High Park Cherry Blossoms
Nothing symbolizes spring like the beauty of a blooming cherry tree.
Each year thousands of people visit High Park to take part in the century-old Japanese tradition of Sakura Hanami, or cherry blossom flower viewing.
For more information about cherry blossoms, visit the High Park Nature Centre
Thousands visit the park during cherry blossom viewing season. Please walk, bike or take public transportation if you can. Parking is very limited and driving into the park creates congestion and pollution. Because of the crowds, it can be difficult to keep up with garbage collection so practice bringing out what you bring in. Take only memories and photos: don’t injure the trees by climbing them, breaking branches or removing blooms.
Most of the cherry blossoms are along the hillside beside Grenadier Pond. Blossoms usually reach peak bloom in late April or early May. Flowers last four to10 days, depending on the weather conditions.
Contact the High Park Nature Centre if you are interested in tours during the season.
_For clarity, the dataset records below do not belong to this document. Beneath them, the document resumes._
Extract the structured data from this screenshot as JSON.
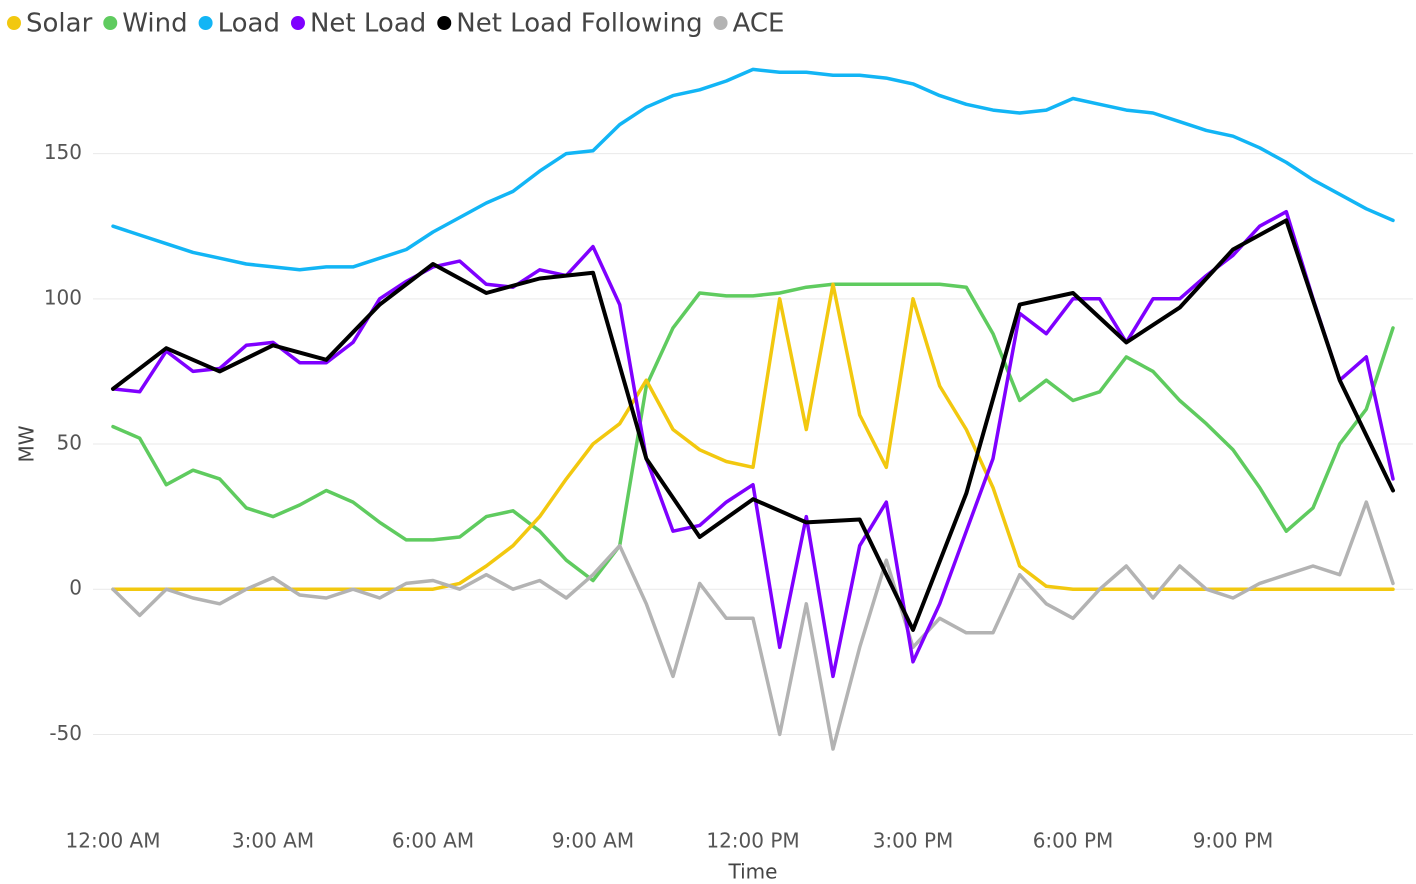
{
  "chart_data": {
    "type": "line",
    "x_label": "Time",
    "y_label": "MW",
    "xlim": [
      0,
      24
    ],
    "ylim": [
      -65,
      185
    ],
    "xticks": [
      {
        "value": 0,
        "label": "12:00 AM"
      },
      {
        "value": 3,
        "label": "3:00 AM"
      },
      {
        "value": 6,
        "label": "6:00 AM"
      },
      {
        "value": 9,
        "label": "9:00 AM"
      },
      {
        "value": 12,
        "label": "12:00 PM"
      },
      {
        "value": 15,
        "label": "3:00 PM"
      },
      {
        "value": 18,
        "label": "6:00 PM"
      },
      {
        "value": 21,
        "label": "9:00 PM"
      }
    ],
    "yticks": [
      -50,
      0,
      50,
      100,
      150
    ],
    "grid": true,
    "legend": "top-left",
    "x": [
      0,
      0.5,
      1,
      1.5,
      2,
      2.5,
      3,
      3.5,
      4,
      4.5,
      5,
      5.5,
      6,
      6.5,
      7,
      7.5,
      8,
      8.5,
      9,
      9.5,
      10,
      10.5,
      11,
      11.5,
      12,
      12.5,
      13,
      13.5,
      14,
      14.5,
      15,
      15.5,
      16,
      16.5,
      17,
      17.5,
      18,
      18.5,
      19,
      19.5,
      20,
      20.5,
      21,
      21.5,
      22,
      22.5,
      23,
      23.5,
      24
    ],
    "series": [
      {
        "name": "Solar",
        "color": "#F2C80F",
        "values": [
          0,
          0,
          0,
          0,
          0,
          0,
          0,
          0,
          0,
          0,
          0,
          0,
          0,
          2,
          8,
          15,
          25,
          38,
          50,
          57,
          72,
          55,
          48,
          44,
          42,
          100,
          55,
          105,
          60,
          42,
          100,
          70,
          55,
          35,
          8,
          1,
          0,
          0,
          0,
          0,
          0,
          0,
          0,
          0,
          0,
          0,
          0,
          0,
          0
        ]
      },
      {
        "name": "Wind",
        "color": "#5FCB5F",
        "values": [
          56,
          52,
          36,
          41,
          38,
          28,
          25,
          29,
          34,
          30,
          23,
          17,
          17,
          18,
          25,
          27,
          20,
          10,
          3,
          15,
          70,
          90,
          102,
          101,
          101,
          102,
          104,
          105,
          105,
          105,
          105,
          105,
          104,
          88,
          65,
          72,
          65,
          68,
          80,
          75,
          65,
          57,
          48,
          35,
          20,
          28,
          50,
          62,
          90
        ]
      },
      {
        "name": "Load",
        "color": "#12B5F5",
        "values": [
          125,
          122,
          119,
          116,
          114,
          112,
          111,
          110,
          111,
          111,
          114,
          117,
          123,
          128,
          133,
          137,
          144,
          150,
          151,
          160,
          166,
          170,
          172,
          175,
          179,
          178,
          178,
          177,
          177,
          176,
          174,
          170,
          167,
          165,
          164,
          165,
          169,
          167,
          165,
          164,
          161,
          158,
          156,
          152,
          147,
          141,
          136,
          131,
          127
        ]
      },
      {
        "name": "Net Load",
        "color": "#7F00FF",
        "values": [
          69,
          68,
          82,
          75,
          76,
          84,
          85,
          78,
          78,
          85,
          100,
          106,
          111,
          113,
          105,
          104,
          110,
          108,
          118,
          98,
          45,
          20,
          22,
          30,
          36,
          -20,
          25,
          -30,
          15,
          30,
          -25,
          -5,
          20,
          45,
          95,
          88,
          100,
          100,
          85,
          100,
          100,
          108,
          115,
          125,
          130,
          100,
          72,
          80,
          38
        ]
      },
      {
        "name": "Net Load Following",
        "color": "#000000",
        "x": [
          0,
          1,
          2,
          3,
          4,
          5,
          6,
          7,
          8,
          9,
          10,
          11,
          12,
          13,
          14,
          15,
          16,
          17,
          18,
          19,
          20,
          21,
          22,
          23,
          24
        ],
        "values": [
          69,
          83,
          75,
          84,
          79,
          98,
          112,
          102,
          107,
          109,
          45,
          18,
          31,
          23,
          24,
          -14,
          33,
          98,
          102,
          85,
          97,
          117,
          127,
          72,
          34
        ]
      },
      {
        "name": "ACE",
        "color": "#B3B3B3",
        "values": [
          0,
          -9,
          0,
          -3,
          -5,
          0,
          4,
          -2,
          -3,
          0,
          -3,
          2,
          3,
          0,
          5,
          0,
          3,
          -3,
          5,
          15,
          -5,
          -30,
          2,
          -10,
          -10,
          -50,
          -5,
          -55,
          -20,
          10,
          -20,
          -10,
          -15,
          -15,
          5,
          -5,
          -10,
          0,
          8,
          -3,
          8,
          0,
          -3,
          2,
          5,
          8,
          5,
          30,
          2
        ]
      }
    ]
  }
}
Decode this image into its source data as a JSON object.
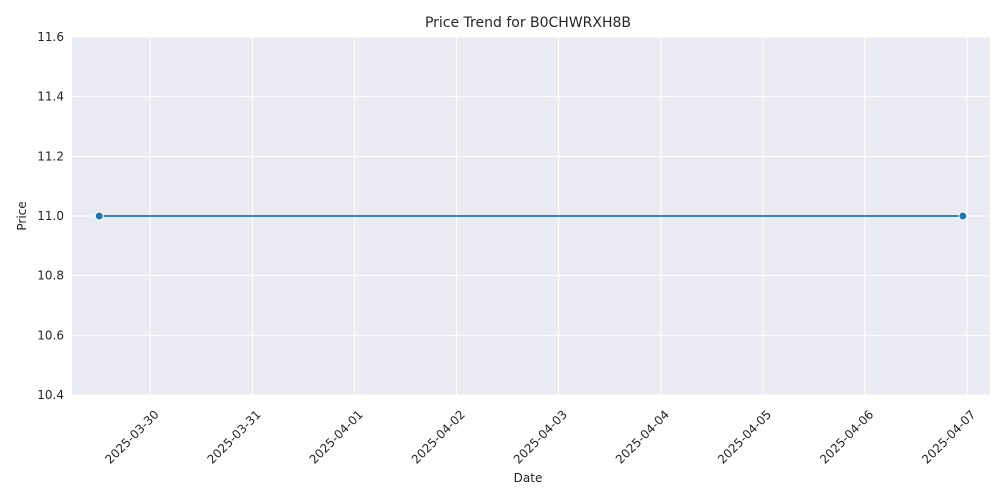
{
  "chart_data": {
    "type": "line",
    "title": "Price Trend for B0CHWRXH8B",
    "xlabel": "Date",
    "ylabel": "Price",
    "x_type": "date",
    "xlim": [
      "2025-03-29T05:36",
      "2025-04-07T05:24"
    ],
    "ylim": [
      10.4,
      11.6
    ],
    "xticks": [
      "2025-03-30",
      "2025-03-31",
      "2025-04-01",
      "2025-04-02",
      "2025-04-03",
      "2025-04-04",
      "2025-04-05",
      "2025-04-06",
      "2025-04-07"
    ],
    "yticks": [
      "10.4",
      "10.6",
      "10.8",
      "11.0",
      "11.2",
      "11.4",
      "11.6"
    ],
    "series": [
      {
        "x": [
          "2025-03-29T12:00",
          "2025-04-06T23:00"
        ],
        "y": [
          11.0,
          11.0
        ]
      }
    ],
    "grid": true,
    "legend": "none",
    "colors": {
      "plot_bg": "#eaeaf2",
      "grid": "#ffffff",
      "line": "#1f77b4",
      "text": "#262626"
    }
  }
}
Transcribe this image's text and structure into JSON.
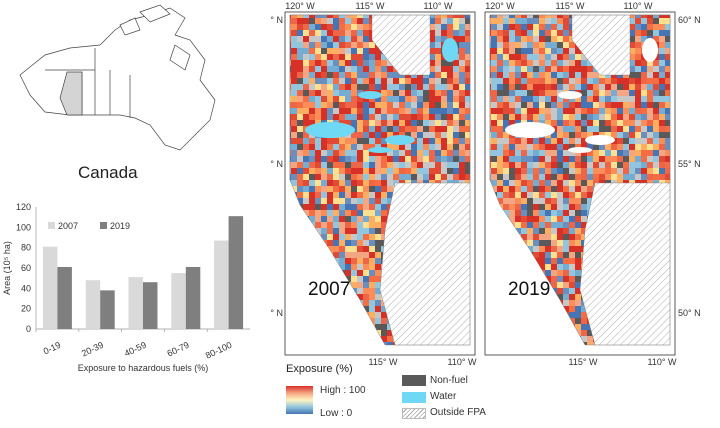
{
  "canada_map": {
    "label": "Canada"
  },
  "chart_data": {
    "type": "bar",
    "categories": [
      "0-19",
      "20-39",
      "40-59",
      "60-79",
      "80-100"
    ],
    "series": [
      {
        "name": "2007",
        "values": [
          81,
          48,
          51,
          55,
          87
        ],
        "color": "#d9d9d9"
      },
      {
        "name": "2019",
        "values": [
          61,
          38,
          46,
          61,
          111
        ],
        "color": "#7f7f7f"
      }
    ],
    "xlabel": "Exposure to hazardous fuels (%)",
    "ylabel": "Area (10⁵ ha)",
    "ylim": [
      0,
      120
    ],
    "yticks": [
      "0",
      "20",
      "40",
      "60",
      "80",
      "100",
      "120"
    ],
    "grid": false,
    "legend": "top-left"
  },
  "maps": [
    {
      "year": "2007"
    },
    {
      "year": "2019"
    }
  ],
  "axes": {
    "top_lon": [
      "120° W",
      "115° W",
      "110° W"
    ],
    "bottom_lon": [
      "115° W",
      "110° W"
    ],
    "lat": [
      "60° N",
      "55° N",
      "50° N"
    ]
  },
  "legend": {
    "title": "Exposure (%)",
    "high": "High : 100",
    "low": "Low : 0",
    "items": [
      {
        "label": "Non-fuel",
        "color": "#595959"
      },
      {
        "label": "Water",
        "color": "#6fd9f5"
      },
      {
        "label": "Outside FPA",
        "color": "hatch"
      }
    ]
  }
}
Cherry blossom viewing is a rite of spring in many cities, where Sakura Matsuri (matsuri means “festival”) are held to celebrate the beauty of the Sakura trees.
Thanks to the “Sakura Project”, many other sites in Toronto are graced by these beautiful trees, including the CNE and the University of Toronto’s main and Scarborough campuses.
Outside of Toronto, blossoms can be viewed at McMaster University and the Royal Botanical Gardens in Burlington.
1959 The Japanese ambassador to Canada, Toru-Hagiwara, presented 2000 Japanese Somei-Yoshino Sakura trees to the citizens of Toronto on behalf of the citizens of Tokyo. The trees were planted in appreciation of Toronto accepting re-located Japanese-Canadians following the Second World War. Many were planted on the hillside overlooking Grenadier Pond.
1984 A grove of Japanese cherry trees were planted along a pathway west of the Children’s Adventure Playground. The trees were donated by Yoriki and Midori Iwasaki as a special gift to the people of Toronto and “a joyful symbol of life”.
2001 Through the Consulate General of Japan in Toronto’s “Sakura Project”, 34 Yoshino ‘Akebono’ and Kwanzan ‘Fugenzo’ Sakura trees were donated and planted on the east shore of Grenadier Pond near the Maple Leaf garden.
2006 Sixteen additional Yoshino Sakura trees were planted near the original 1959 planting site.